Aber auch normale Körperzellen können von Transposons "befallen" werden. Bestimmte Viren etwa tragen die mobilen Elemente im Genom und geben diese an ihre Wirtszellen weiter. Transposons müssen also nicht nur in Keimzellen, sondern auch in Körperzellen unterdrückt werden. Vor kurzem konnten in der Taufliege sogenannte endo-siRNAs nachgewiesen werden, die wohl eben diese Aufgabe übernehmen. In Mäusen wurde eine ähnliche Klasse von Molekülen gefunden. Diese Ergebnisse sind interessant für die Medizin, die damit vielleicht eines Tages ein Werkzeug in der Hand hält, um unerwünschte Mutationen zu unterdrücken.

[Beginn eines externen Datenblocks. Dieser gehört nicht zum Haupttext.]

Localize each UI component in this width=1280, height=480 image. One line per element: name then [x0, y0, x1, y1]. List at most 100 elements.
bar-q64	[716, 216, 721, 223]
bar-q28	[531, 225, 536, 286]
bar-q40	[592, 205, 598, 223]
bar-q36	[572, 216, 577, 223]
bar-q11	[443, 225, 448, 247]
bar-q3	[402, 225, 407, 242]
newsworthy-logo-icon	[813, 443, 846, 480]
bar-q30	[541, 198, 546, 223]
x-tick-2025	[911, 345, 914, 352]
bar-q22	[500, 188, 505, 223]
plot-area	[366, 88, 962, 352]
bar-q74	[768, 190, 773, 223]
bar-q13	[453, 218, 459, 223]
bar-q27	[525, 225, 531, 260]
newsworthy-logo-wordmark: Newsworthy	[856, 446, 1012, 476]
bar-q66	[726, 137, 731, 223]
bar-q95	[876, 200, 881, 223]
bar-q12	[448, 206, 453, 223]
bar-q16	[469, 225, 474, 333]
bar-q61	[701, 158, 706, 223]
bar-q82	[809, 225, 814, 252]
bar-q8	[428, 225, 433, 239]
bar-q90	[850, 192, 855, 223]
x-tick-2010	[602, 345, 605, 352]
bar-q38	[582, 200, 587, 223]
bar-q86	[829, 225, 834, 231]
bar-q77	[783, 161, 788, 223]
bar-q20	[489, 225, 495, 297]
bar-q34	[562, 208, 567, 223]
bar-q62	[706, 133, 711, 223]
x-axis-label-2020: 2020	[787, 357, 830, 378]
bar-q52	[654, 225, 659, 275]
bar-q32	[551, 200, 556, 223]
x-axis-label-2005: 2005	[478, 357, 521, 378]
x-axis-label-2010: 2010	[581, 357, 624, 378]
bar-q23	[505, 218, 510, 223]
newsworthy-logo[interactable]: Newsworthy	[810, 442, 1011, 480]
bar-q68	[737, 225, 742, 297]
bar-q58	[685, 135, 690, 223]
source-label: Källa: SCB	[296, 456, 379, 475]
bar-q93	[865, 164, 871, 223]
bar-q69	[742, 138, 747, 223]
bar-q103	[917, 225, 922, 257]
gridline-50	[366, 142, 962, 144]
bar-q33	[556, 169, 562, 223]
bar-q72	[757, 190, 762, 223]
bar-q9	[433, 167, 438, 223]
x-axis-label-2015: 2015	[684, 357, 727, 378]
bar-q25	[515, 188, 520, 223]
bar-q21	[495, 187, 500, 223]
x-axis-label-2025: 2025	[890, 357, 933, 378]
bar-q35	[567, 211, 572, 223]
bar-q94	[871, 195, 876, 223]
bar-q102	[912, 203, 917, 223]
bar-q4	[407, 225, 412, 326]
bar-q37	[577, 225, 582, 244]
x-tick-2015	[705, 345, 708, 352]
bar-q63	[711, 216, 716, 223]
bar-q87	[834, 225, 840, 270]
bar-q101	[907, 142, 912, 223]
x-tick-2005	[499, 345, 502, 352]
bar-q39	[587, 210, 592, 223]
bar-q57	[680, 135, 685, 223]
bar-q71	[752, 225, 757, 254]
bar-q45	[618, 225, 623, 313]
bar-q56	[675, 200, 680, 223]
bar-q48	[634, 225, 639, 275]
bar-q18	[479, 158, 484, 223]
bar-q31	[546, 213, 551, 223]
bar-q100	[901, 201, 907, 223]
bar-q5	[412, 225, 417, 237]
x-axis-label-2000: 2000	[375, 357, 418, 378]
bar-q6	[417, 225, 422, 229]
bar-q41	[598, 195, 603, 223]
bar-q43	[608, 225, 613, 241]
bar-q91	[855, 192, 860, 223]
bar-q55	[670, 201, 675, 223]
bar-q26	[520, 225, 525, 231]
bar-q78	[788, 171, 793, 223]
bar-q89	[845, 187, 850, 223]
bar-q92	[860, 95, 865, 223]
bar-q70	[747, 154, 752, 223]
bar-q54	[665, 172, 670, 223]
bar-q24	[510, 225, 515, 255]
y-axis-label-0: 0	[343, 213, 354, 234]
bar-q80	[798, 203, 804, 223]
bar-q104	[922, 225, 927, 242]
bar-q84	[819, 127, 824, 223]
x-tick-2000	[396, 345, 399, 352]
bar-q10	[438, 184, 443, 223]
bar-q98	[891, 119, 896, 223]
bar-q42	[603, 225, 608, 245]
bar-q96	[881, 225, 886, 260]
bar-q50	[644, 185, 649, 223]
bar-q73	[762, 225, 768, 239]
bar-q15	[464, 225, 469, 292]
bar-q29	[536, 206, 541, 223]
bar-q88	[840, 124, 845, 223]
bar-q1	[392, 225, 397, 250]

Die endo-siRNAs ermöglichen es den Zellen über den Prozess der RNA-Interferenz, gezielt die von den Transposons abgeleitete Boten-RNA abzufangen und zu neutralisieren. In der vorliegenden Arbeit konnten die Forscher um Förstemann nun das Eiweiß nachweisen, das die Hauptrolle bei der Erzeugung von endo-siRNAs in der Fruchtfliege spielt. Bei dem entdeckten Eiweiß handelt es sich um eine bislang unbekannte Variante des sogenannten "Loquacious"-Proteins. Es bindet an Moleküle, die als Vorläufer der endo-siRNAs dienen. Die Münchner Forscher konnten zudem nachweisen, dass die endo-siRNAs zuverlässig alle Transposons unterdrücken, auch wenn diesen in mehreren Kopien in der Zelle herumschwirrten, aber noch nicht in das Genom eingebaut waren. "Wir werden jetzt testen, ob der Mechanismus, den wir in Drosophila gefunden haben, auch in Säugerzellen existiert", kündigt Förstemann an. "Außerdem wollen wir wissen, wie die Abwehrreaktion gezielt gegen die in hoher Kopienzahl vorliegenden Sequenzen gerichtet werden kann."